Bloomberg Law: Privacy & Data Security brings you single-source access to the expertise of Bloomberg Law’s privacy and data security editorial team, contributing practitioners,...
By Brian Yap
The European Union and Japan are close to finalizing a data privacy pact that will tear down legal barriers and ease the flow of personal data between the EU and the Asian nation.
Japan will formally recognize that the EU’s data protection regime, the General Data Protection Regulation provides equivalent privacy protections to its law after the EU makes a comparable finding that Japan’s privacy law is equivalent to the GDPR, Satoru Hamaguchi, director of Japan’s independent Personal Information Protection Commission (PPC), told Bloomberg Law.
The European Commission has said it plans to recognize Japan’s law by the end of 2018.
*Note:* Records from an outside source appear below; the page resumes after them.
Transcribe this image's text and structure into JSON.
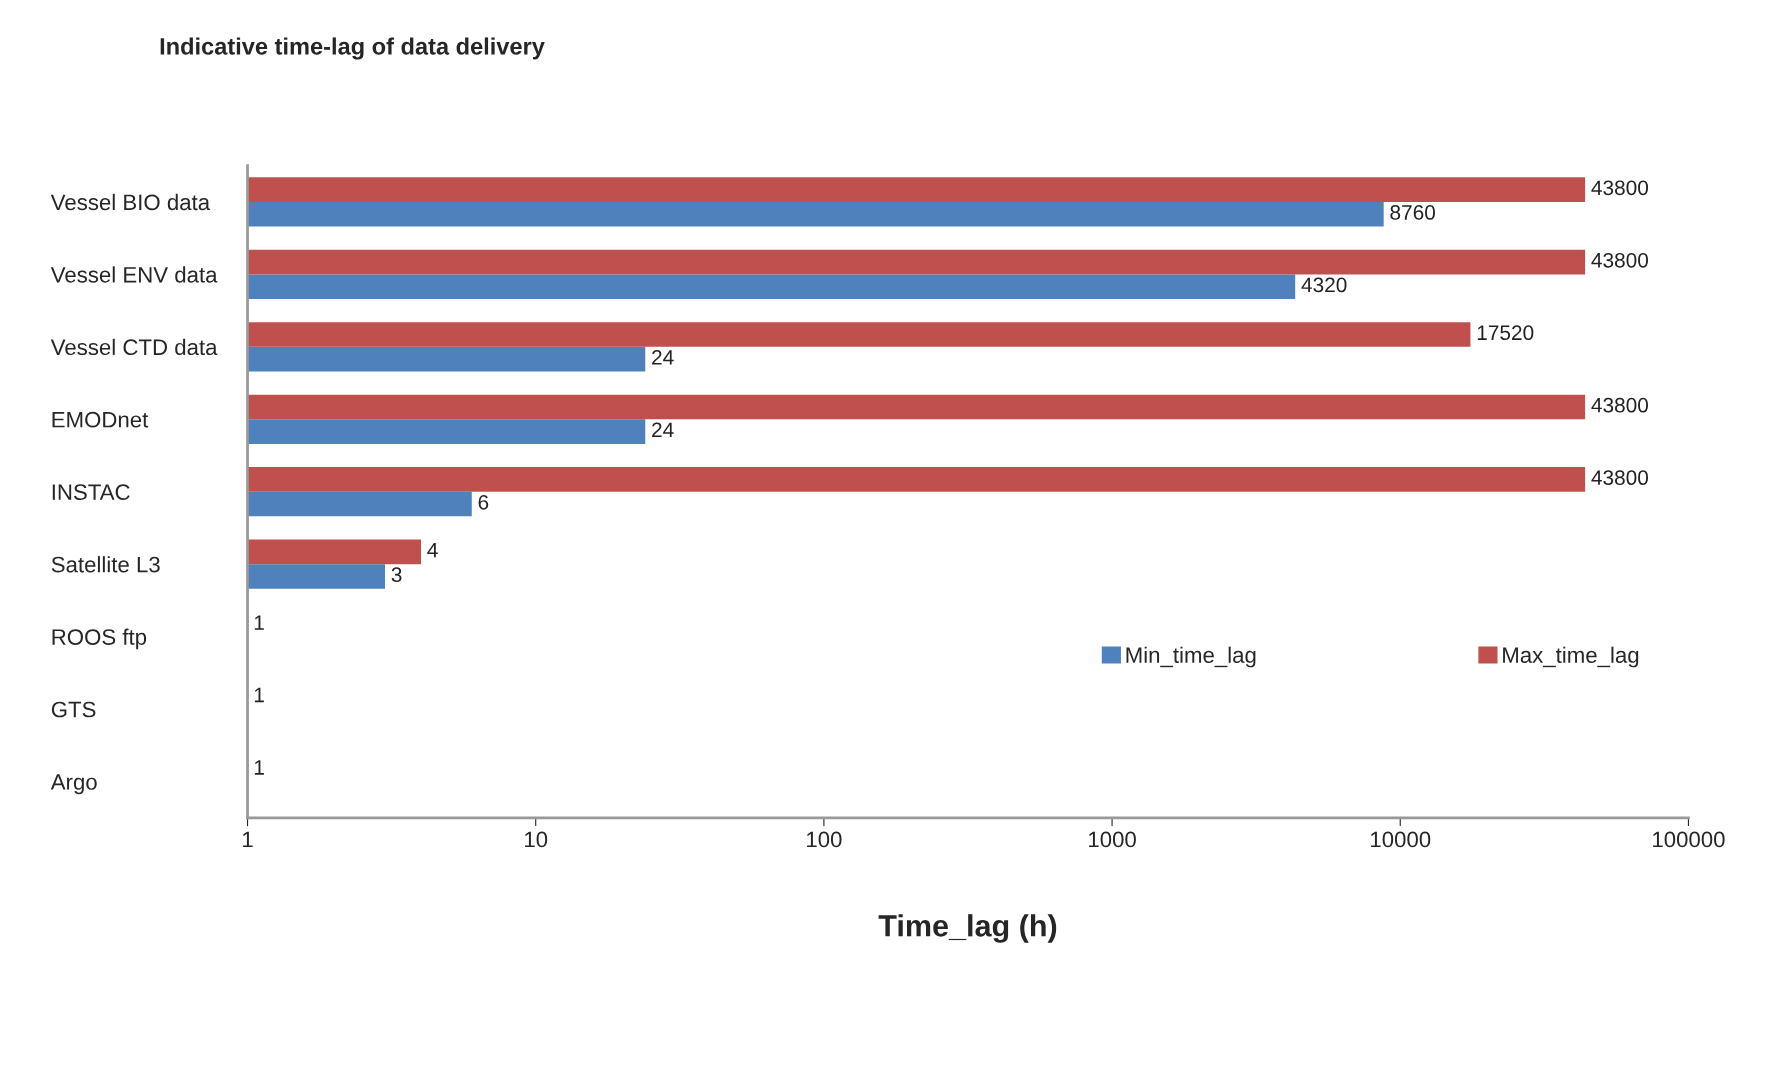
{
  "chart_data": {
    "type": "bar",
    "orientation": "horizontal",
    "title": "Indicative time-lag of data delivery",
    "xlabel": "Time_lag (h)",
    "categories": [
      "Vessel BIO data",
      "Vessel ENV data",
      "Vessel CTD data",
      "EMODnet",
      "INSTAC",
      "Satellite L3",
      "ROOS ftp",
      "GTS",
      "Argo"
    ],
    "series": [
      {
        "name": "Min_time_lag",
        "color": "#4f81bd",
        "values": [
          8760,
          4320,
          24,
          24,
          6,
          3,
          null,
          null,
          null
        ]
      },
      {
        "name": "Max_time_lag",
        "color": "#c0504d",
        "values": [
          43800,
          43800,
          17520,
          43800,
          43800,
          4,
          1,
          1,
          1
        ]
      }
    ],
    "log": "x",
    "xlim": [
      1,
      100000
    ],
    "xticks": [
      1,
      10,
      100,
      1000,
      10000,
      100000
    ],
    "grid": false,
    "legend": "lower right",
    "data_labels": true
  }
}
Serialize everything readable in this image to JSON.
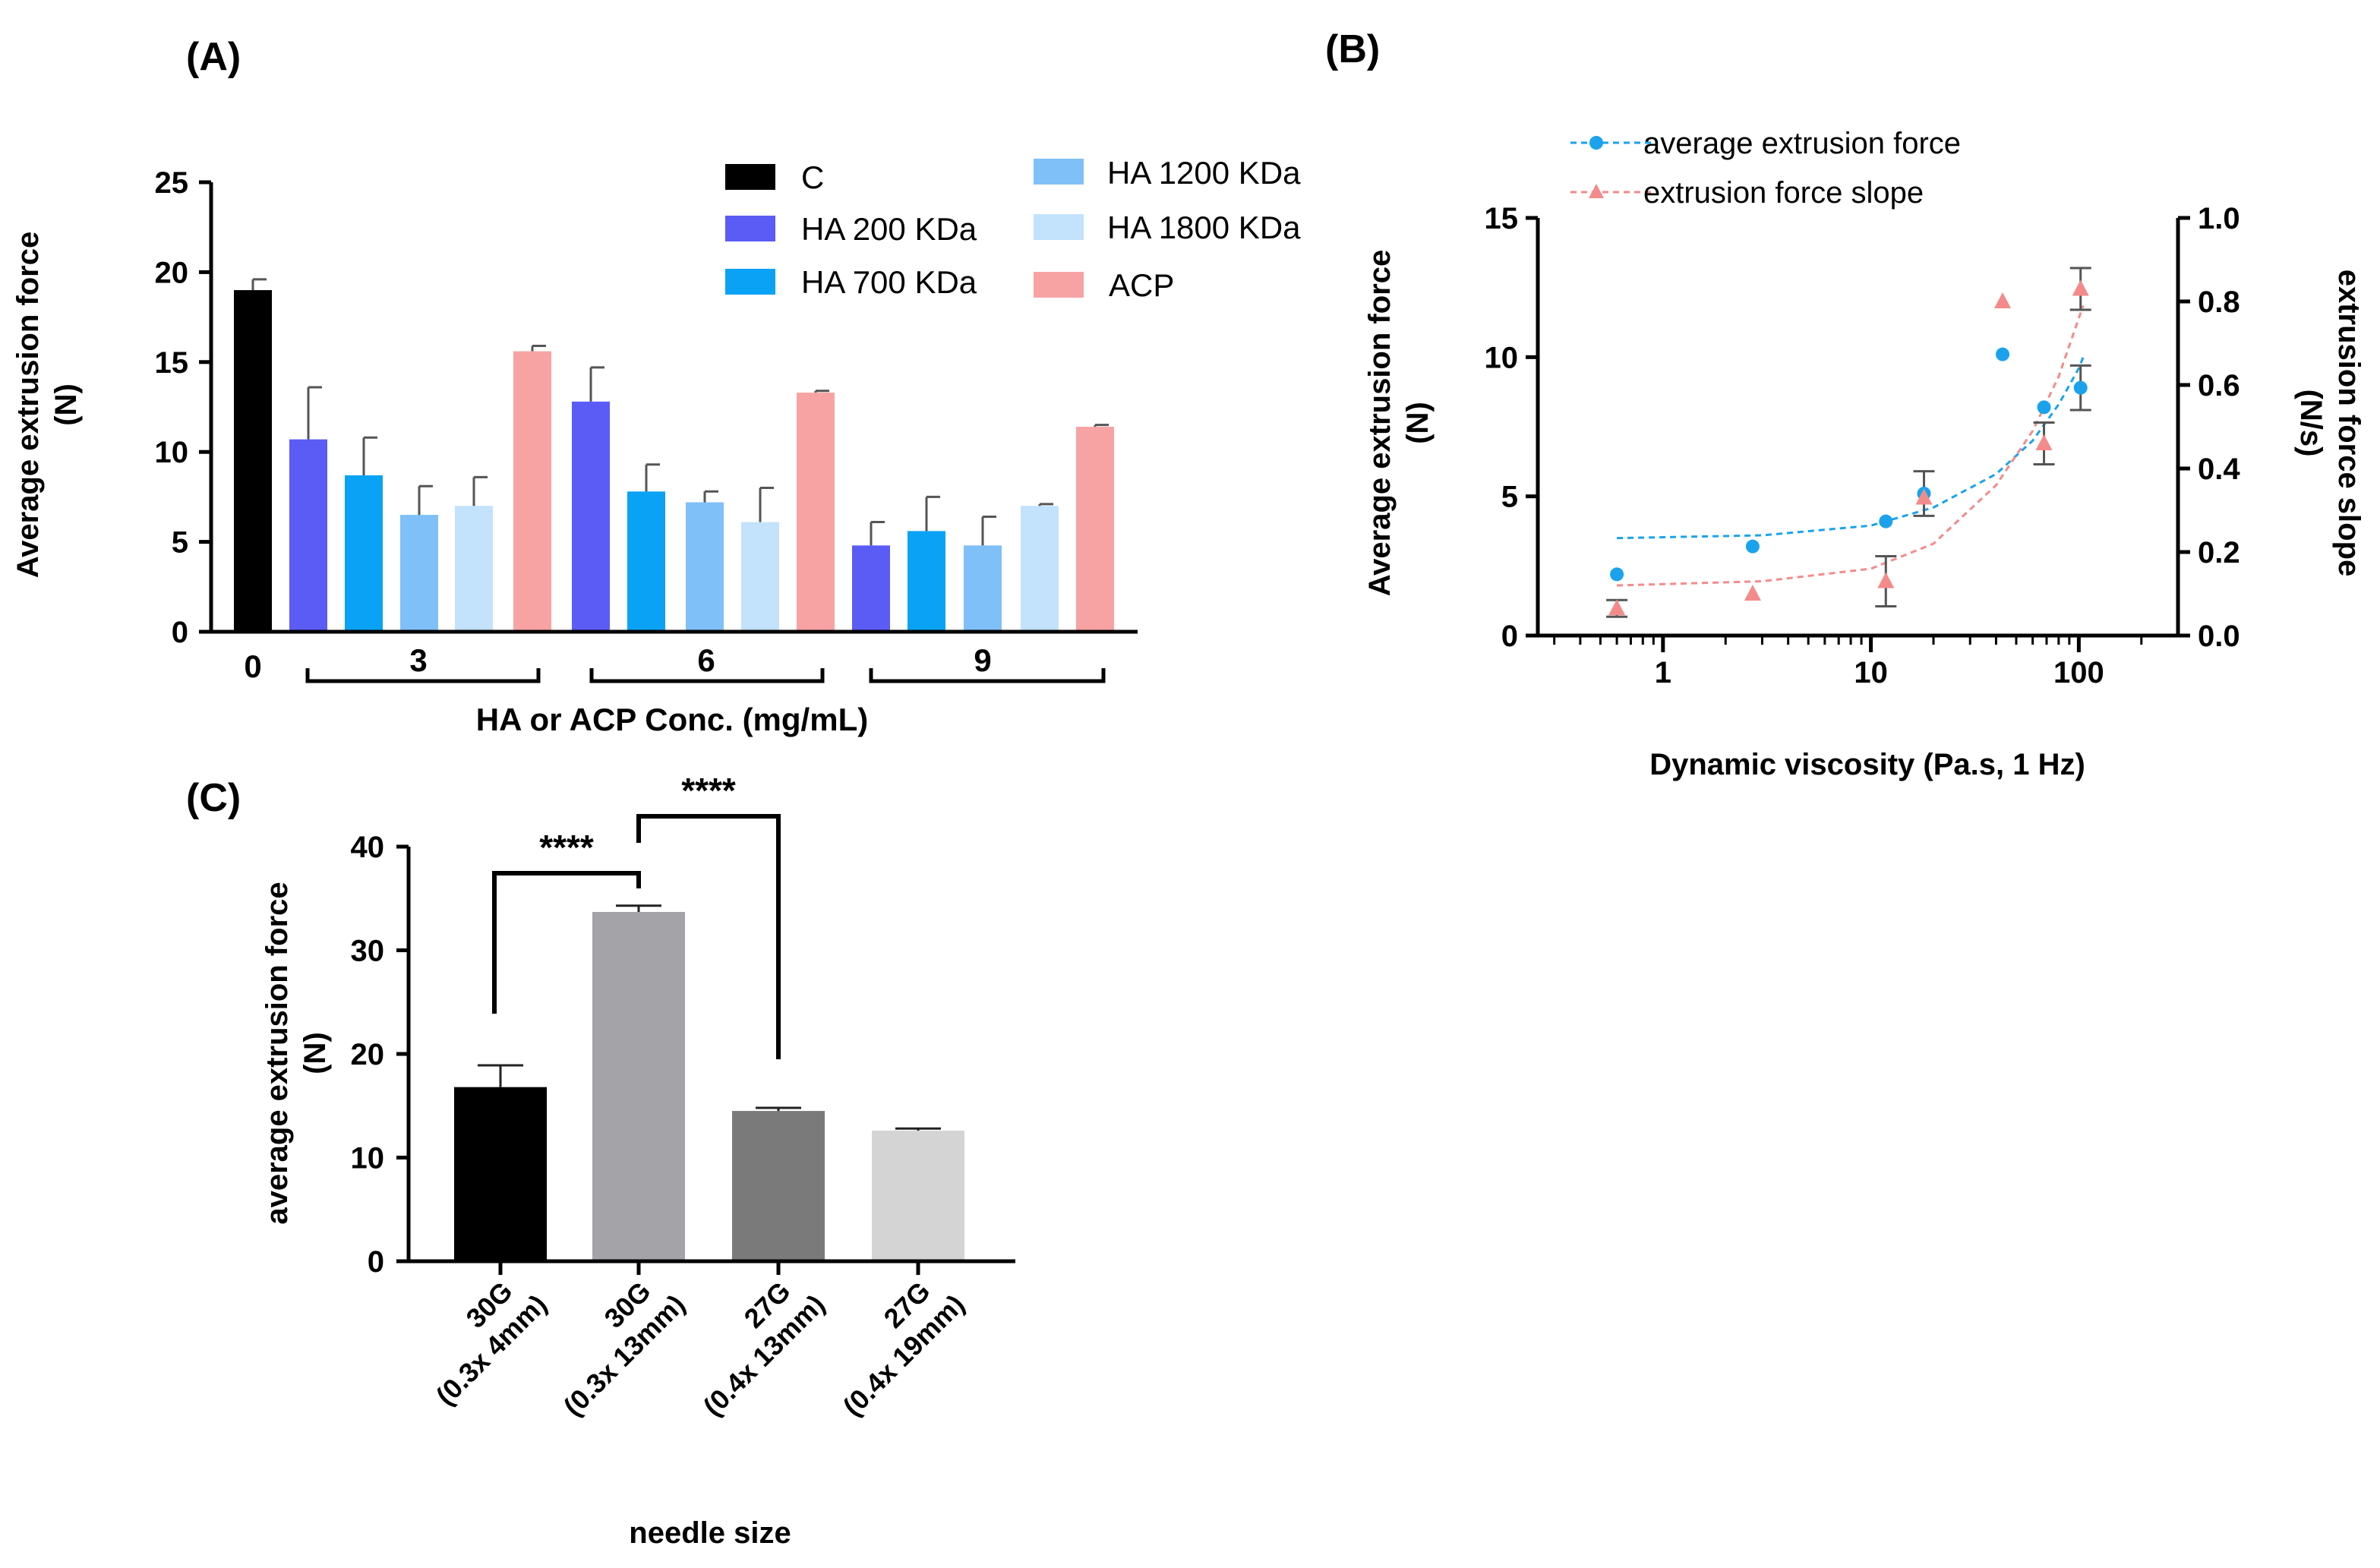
{
  "colors": {
    "C": "#000000",
    "HA 200 KDa": "#5b5bf5",
    "HA 700 KDa": "#0aa2f5",
    "HA 1200 KDa": "#7ec0f7",
    "HA 1800 KDa": "#c3e2fb",
    "ACP": "#f7a3a3",
    "force": "#1aa3ec",
    "slope": "#f58a8a"
  },
  "chart_data": [
    {
      "panel": "(A)",
      "type": "bar",
      "xlabel": "HA or ACP Conc. (mg/mL)",
      "ylabel_line1": "Average extrusion force",
      "ylabel_line2": "(N)",
      "ylim": [
        0,
        25
      ],
      "yticks": [
        0,
        5,
        10,
        15,
        20,
        25
      ],
      "group_labels": [
        "0",
        "3",
        "6",
        "9"
      ],
      "legend": [
        "C",
        "HA 200 KDa",
        "HA 700 KDa",
        "ACP",
        "HA 1200 KDa",
        "HA 1800 KDa"
      ],
      "bars": [
        {
          "group": "0",
          "series": "C",
          "value": 19.0,
          "err": 0.6
        },
        {
          "group": "3",
          "series": "HA 200 KDa",
          "value": 10.7,
          "err": 2.9
        },
        {
          "group": "3",
          "series": "HA 700 KDa",
          "value": 8.7,
          "err": 2.1
        },
        {
          "group": "3",
          "series": "HA 1200 KDa",
          "value": 6.5,
          "err": 1.6
        },
        {
          "group": "3",
          "series": "HA 1800 KDa",
          "value": 7.0,
          "err": 1.6
        },
        {
          "group": "3",
          "series": "ACP",
          "value": 15.6,
          "err": 0.3
        },
        {
          "group": "6",
          "series": "HA 200 KDa",
          "value": 12.8,
          "err": 1.9
        },
        {
          "group": "6",
          "series": "HA 700 KDa",
          "value": 7.8,
          "err": 1.5
        },
        {
          "group": "6",
          "series": "HA 1200 KDa",
          "value": 7.2,
          "err": 0.6
        },
        {
          "group": "6",
          "series": "HA 1800 KDa",
          "value": 6.1,
          "err": 1.9
        },
        {
          "group": "6",
          "series": "ACP",
          "value": 13.3,
          "err": 0.1
        },
        {
          "group": "9",
          "series": "HA 200 KDa",
          "value": 4.8,
          "err": 1.3
        },
        {
          "group": "9",
          "series": "HA 700 KDa",
          "value": 5.6,
          "err": 1.9
        },
        {
          "group": "9",
          "series": "HA 1200 KDa",
          "value": 4.8,
          "err": 1.6
        },
        {
          "group": "9",
          "series": "HA 1800 KDa",
          "value": 7.0,
          "err": 0.1
        },
        {
          "group": "9",
          "series": "ACP",
          "value": 11.4,
          "err": 0.1
        }
      ]
    },
    {
      "panel": "(B)",
      "type": "scatter",
      "x_scale": "log",
      "xlabel": "Dynamic viscosity (Pa.s, 1 Hz)",
      "ylabel_left_line1": "Average extrusion force",
      "ylabel_left_line2": "(N)",
      "ylabel_right_line1": "extrusion force slope",
      "ylabel_right_line2": "(N/s)",
      "xticks": [
        1,
        10,
        100
      ],
      "ylim_left": [
        0,
        15
      ],
      "yticks_left": [
        0,
        5,
        10,
        15
      ],
      "ylim_right": [
        0,
        1.0
      ],
      "yticks_right": [
        "0.0",
        "0.2",
        "0.4",
        "0.6",
        "0.8",
        "1.0"
      ],
      "series": [
        {
          "name": "average extrusion force",
          "axis": "left",
          "marker": "circle",
          "points": [
            {
              "x": 0.6,
              "y": 2.2,
              "err": 0
            },
            {
              "x": 2.7,
              "y": 3.2,
              "err": 0
            },
            {
              "x": 11.8,
              "y": 4.1,
              "err": 0
            },
            {
              "x": 18.0,
              "y": 5.1,
              "err": 0.8
            },
            {
              "x": 43.0,
              "y": 10.1,
              "err": 0
            },
            {
              "x": 68.0,
              "y": 8.2,
              "err": 0
            },
            {
              "x": 102.0,
              "y": 8.9,
              "err": 0.8
            }
          ],
          "fit": [
            [
              0.6,
              3.5
            ],
            [
              3,
              3.6
            ],
            [
              10,
              3.95
            ],
            [
              20,
              4.6
            ],
            [
              40,
              5.8
            ],
            [
              60,
              7.0
            ],
            [
              80,
              8.3
            ],
            [
              100,
              9.6
            ],
            [
              105,
              10.0
            ]
          ]
        },
        {
          "name": "extrusion force slope",
          "axis": "right",
          "marker": "triangle",
          "points": [
            {
              "x": 0.6,
              "y": 0.065,
              "err": 0.02
            },
            {
              "x": 2.7,
              "y": 0.1,
              "err": 0
            },
            {
              "x": 11.8,
              "y": 0.13,
              "err": 0.06
            },
            {
              "x": 18.0,
              "y": 0.33,
              "err": 0
            },
            {
              "x": 43.0,
              "y": 0.8,
              "err": 0
            },
            {
              "x": 68.0,
              "y": 0.46,
              "err": 0.05
            },
            {
              "x": 102.0,
              "y": 0.83,
              "err": 0.05
            }
          ],
          "fit": [
            [
              0.6,
              0.12
            ],
            [
              3,
              0.13
            ],
            [
              10,
              0.16
            ],
            [
              20,
              0.22
            ],
            [
              40,
              0.36
            ],
            [
              60,
              0.49
            ],
            [
              80,
              0.62
            ],
            [
              100,
              0.76
            ],
            [
              105,
              0.79
            ]
          ]
        }
      ]
    },
    {
      "panel": "(C)",
      "type": "bar",
      "xlabel": "needle size",
      "ylabel_line1": "average extrusion force",
      "ylabel_line2": "(N)",
      "ylim": [
        0,
        40
      ],
      "yticks": [
        0,
        10,
        20,
        30,
        40
      ],
      "bars": [
        {
          "line1": "30G",
          "line2": "(0.3x 4mm)",
          "value": 16.8,
          "err": 2.1,
          "color": "#000000"
        },
        {
          "line1": "30G",
          "line2": "(0.3x 13mm)",
          "value": 33.7,
          "err": 0.6,
          "color": "#a3a3a8"
        },
        {
          "line1": "27G",
          "line2": "(0.4x 13mm)",
          "value": 14.5,
          "err": 0.3,
          "color": "#7a7a7a"
        },
        {
          "line1": "27G",
          "line2": "(0.4x 19mm)",
          "value": 12.6,
          "err": 0.2,
          "color": "#d4d4d4"
        }
      ],
      "significance": [
        {
          "label": "****",
          "from": 0,
          "to": 1
        },
        {
          "label": "****",
          "from": 1,
          "to": 2
        }
      ]
    }
  ]
}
The pact will mark the first time the EU has found an Asian country’s data protection laws adequately safeguard EU data. It will greatly simplify data transfers for Japanese companies doing business in the European Economic Area (EEA). It also is the first mutual data protection adequacy agreement the EU will enter into.
The deal will open up “the world’s largest area of safe transfers of data based on a high level of protection for personal data,” according to a European Commission statement.
The pact will mean new obligations for Japanese companies but could also be a boon to corporations, including Mitsubishi Corp, Mitsui Corp, Sumitomo Corp, Itochu and Marubeni Corp.
The deal will complement the Economic Partnership Agreement, an EU-Japan free trade agreement that will take effect after the European Parliament and the Japanese Diet ratify it.
The European Commission is now in talks with South Korea on a comparable data protection adequacy deal.
Japanese companies have had to rely on less efficient ways to transfer data from the EU, such as negotiating standard contractual clauses or binding corporate rules, which can take years to finalize.
Major Japanese companies with EU operations stand to benefit, “mainly because they do not have to execute Standard Contractual Clauses and establish Binding Corporate Rules, which had been putting a lot of burden on companies,” Yakura said.
The EU Directorate-General for Justice and Consumers has created a draft Commission Implementing Decision on Japan’s adequate protection of personal data, and distributed it to each of the EU member countries for review.
The European Commission Sept. 5 published a draft adequacy decision, which started the formal EU process to finalize the agreement with Japan.
To close the deal, Japan must adopt five supplementary safeguards to close gaps between its data protection, the Act on the Protection of Personal Information (APPI), and the GDPR. Japan also must set up a complaint procedure for EU citizens who want access to data held by Japanese public authorities, including police and security agencies, Hamaguchi said.
“These five remaining items must be followed by Japanese multinationals post-adequacy recognition if they want to transfer personal information or data from their EU subsidiaries back to the Japanese headquarters,” Yakura said.
The rules are legally binding, and corporations must follow them when dealing with data transferred from the EU. The PPC may, according to guidelines to the supplementary rules, issue a recommendation or order against companies that breach the rules. The PPC issued the rules, which only apply to private companies.
The PPC will oversee the safeguards and the complaint handling system, which will take effect once the EU completes its adequacy recognition, Hamaguchi said.
Japan must adjust its definition of sensitive data, change the length of time individuals can access their retained personal data, and alter how individuals must be informed of the purpose for which their data was obtained, Yakura said. Japan also must heighten its standard for anonymizing EU data and increase the level of protection required for for transfers of EU data from Japan to another country.
For example, Japan must classify information on an individual’s sexual orientation, sex life, or labor union status as sensitive, which will trigger a higher level of data protection. The European Union deems such information as sensitive under the GDPR.
Under Japan’s APPI, a data subject loses the right to delete or modify his or her personal data if it is meant to be retained for less than six months. Under the GDPR, the data subject is entitled to request the deletion or modification of such information even if it is retained for more than six months. Japan must conform to the EU standard under the prospective pact.